When a toilet is flushed, a plate at the bottom of the tank rises causing water to be siphoned upwards over the u-bend down toward the flush pipe and into the toilet bowl. As a result of the water level dropping in the tank, the float and float arm drop pulling the float valve open. The water then refills. The flush motion of a tank is probably the most overworked plumbing component used. Occasional servicing is highly recommended to keep it working properly and flushing well.
Open the main water supply tap fully to make sure that the water is flowing at maximum capacity.
Lift the tank lid and check that the water level is filled up to the pre-marked level inside the tank. Ideally, this should be about 1 inch below the overflow pipe outlet.
Low water levels in the tank mean that there is less energy to flush. If the water level is too low, it can be adjusted by moving the sliding device that is connected to the float arm. If there is no sliding device, then it is possible to adjust the screw that is situated between the float valve and the float arm. Turn it clockwise to lower the water level and counterclockwise to raise it.
If the water levels are not the cause of the problem, lift the tank lid to locate the arm (rod) of the float valve, and tie it up with string. Then flush. The tank will now be empty leaving the float visible. If the float contains water, it will need to be replaced by unscrewing it and screwing on a new one.
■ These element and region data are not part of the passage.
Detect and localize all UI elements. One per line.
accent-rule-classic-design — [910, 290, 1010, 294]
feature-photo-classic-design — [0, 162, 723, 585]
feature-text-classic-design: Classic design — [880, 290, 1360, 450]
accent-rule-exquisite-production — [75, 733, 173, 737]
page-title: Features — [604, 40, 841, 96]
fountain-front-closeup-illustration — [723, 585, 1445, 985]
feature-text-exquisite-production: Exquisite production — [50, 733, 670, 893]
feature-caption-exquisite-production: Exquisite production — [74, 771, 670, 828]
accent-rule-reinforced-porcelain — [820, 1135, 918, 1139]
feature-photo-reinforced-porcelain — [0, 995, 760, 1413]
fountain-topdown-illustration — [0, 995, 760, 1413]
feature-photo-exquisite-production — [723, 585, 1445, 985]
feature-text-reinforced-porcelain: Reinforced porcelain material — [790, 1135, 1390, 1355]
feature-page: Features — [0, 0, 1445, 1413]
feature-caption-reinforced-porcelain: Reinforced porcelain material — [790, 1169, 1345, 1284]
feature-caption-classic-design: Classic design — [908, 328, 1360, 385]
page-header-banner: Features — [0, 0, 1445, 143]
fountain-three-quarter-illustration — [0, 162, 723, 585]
If there is still no improvement in the flush power of the toilet, check for blockages in the flapper valve, which is located in the bottom of the tank. These can usually be removed by hand.
Also, using a mirror, check the small holes underneath the toilet bowl rim. If the holes are blocked with lime scale, a wooden toothpick can be used to carefully remove it.
Untie the float arm, replace the tank lid and then flush.